If you like progressive music, you may have an idea about a little British progressive rock band called Yes and the massive influence they had on most of your favorite prog bands. 44 years ago today, Yes released their fifth record Close To The Edge which is considered a staple in the genre and, naturally, that type of achievement touched many musicians who decided to pick up their instruments and give it a go to become the next Yes. To celebrate the anniversary, we compiled a list of the top heavier bands influenced that have drawn influence from Yes.

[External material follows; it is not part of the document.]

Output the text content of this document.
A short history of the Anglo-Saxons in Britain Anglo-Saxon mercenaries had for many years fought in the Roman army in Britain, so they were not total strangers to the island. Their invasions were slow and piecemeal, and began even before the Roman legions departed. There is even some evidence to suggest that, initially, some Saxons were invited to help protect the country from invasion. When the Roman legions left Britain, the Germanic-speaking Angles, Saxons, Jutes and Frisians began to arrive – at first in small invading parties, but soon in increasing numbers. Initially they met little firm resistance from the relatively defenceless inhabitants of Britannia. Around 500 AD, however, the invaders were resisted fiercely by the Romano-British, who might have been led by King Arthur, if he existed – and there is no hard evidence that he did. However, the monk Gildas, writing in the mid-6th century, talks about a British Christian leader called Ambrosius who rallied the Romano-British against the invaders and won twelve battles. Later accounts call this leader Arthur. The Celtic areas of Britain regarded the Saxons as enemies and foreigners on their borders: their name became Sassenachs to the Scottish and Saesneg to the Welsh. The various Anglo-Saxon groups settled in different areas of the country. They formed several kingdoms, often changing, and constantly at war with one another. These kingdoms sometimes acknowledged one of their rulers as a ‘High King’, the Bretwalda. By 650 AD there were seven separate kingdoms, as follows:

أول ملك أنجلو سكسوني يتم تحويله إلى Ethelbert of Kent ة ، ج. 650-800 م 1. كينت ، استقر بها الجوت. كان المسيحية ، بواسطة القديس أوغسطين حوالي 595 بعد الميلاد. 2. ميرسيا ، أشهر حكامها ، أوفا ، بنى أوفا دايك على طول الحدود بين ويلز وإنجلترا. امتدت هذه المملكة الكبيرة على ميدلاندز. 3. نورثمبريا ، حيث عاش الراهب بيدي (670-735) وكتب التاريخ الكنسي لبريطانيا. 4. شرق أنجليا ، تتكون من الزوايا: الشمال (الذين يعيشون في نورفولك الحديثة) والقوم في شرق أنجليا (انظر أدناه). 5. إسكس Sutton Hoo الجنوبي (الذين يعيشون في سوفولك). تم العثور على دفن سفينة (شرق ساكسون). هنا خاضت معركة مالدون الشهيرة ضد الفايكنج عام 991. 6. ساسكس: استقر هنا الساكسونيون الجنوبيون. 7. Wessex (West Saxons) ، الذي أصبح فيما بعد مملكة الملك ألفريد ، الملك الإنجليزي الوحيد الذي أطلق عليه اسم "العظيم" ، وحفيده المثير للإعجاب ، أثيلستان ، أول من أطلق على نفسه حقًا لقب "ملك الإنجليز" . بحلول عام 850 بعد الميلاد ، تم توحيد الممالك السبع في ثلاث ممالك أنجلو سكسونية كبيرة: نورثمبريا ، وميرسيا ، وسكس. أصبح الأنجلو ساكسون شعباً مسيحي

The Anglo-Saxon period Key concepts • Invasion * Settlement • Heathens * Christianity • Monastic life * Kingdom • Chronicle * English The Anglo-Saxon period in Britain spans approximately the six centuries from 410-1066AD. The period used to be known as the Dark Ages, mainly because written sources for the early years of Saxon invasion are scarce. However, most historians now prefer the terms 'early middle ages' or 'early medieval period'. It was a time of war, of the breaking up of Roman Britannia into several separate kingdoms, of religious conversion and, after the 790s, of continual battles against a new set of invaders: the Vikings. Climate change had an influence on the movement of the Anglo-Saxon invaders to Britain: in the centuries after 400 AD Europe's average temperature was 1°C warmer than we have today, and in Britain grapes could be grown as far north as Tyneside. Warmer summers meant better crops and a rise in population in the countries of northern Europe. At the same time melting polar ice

Granted, there are a ton of more rock-oriented bands like the Dixie Dregs and Spock’s Beard that have a more direct lineage to the bnad’s sound, but we’re talking mostly heavier bands here.
5) The Mars Volta
It’s not that hard to see the similarities between The Mars Volta and Yes, particularly in the musical composition, which resembles a lot of that classic 70’s progressive movement. It’s also widely known that Cedric Bixler-Zavala and Omar Rodriguez-Lopez are huge Yes fans, despite the fact that Cedric has expressed that while he’s a fan of the band, he’s not too keen of some of the side projects like Rick Wakeman’s solo career saying that “he’s great, super awesome at his instrument,” but that “he’s one of the fundamental enemies that made it so unappealing to people when he’s doing ‘Excaliber on Ice.’”
One of the clearest examples of these similarities can be heard in “Take The Veil Cerpin Taxt” which could be comparable to Yes’ “Five Per Cent For Nothing.”
In modern days, Tool is one of the staples of progressive rock music, despite the fact that we haven’t heard any new music in a decade. But even bands as big and prominent as Tool have an upbringing to their roots and that’s attributed to Yes. Drummer Danny Carey has stated that without Bill Bruford’s talent behind the kit with Yes and King Crimson, he wouldn’t have picked up the drum sticks himself. You may think that Tool really doesn’t have that much of a Yes sound and you wouldn’t too wrong about it as bassist Chris Squire pointed out when asked about their influenced on Tool:
Like I remember one of the guys in Tool was saying how big an influence Yes had been on them. But to listen to what they were doing, you wouldn’t necessarily think so, unless they were talking about odd time signatures or polyrhythms. Maybe that’s the element they were referring to, other than the vocals.
If there’s one thing that Yes might have imparted on to a band like Tool, it’s that they can stretch out the length of their songs to give them maximum impact. The title track of Close to the Edge is almost nineteen minutes long, or a whole album side. Aenima‘s album closer, “Third Eye,” is over 14 minutes long.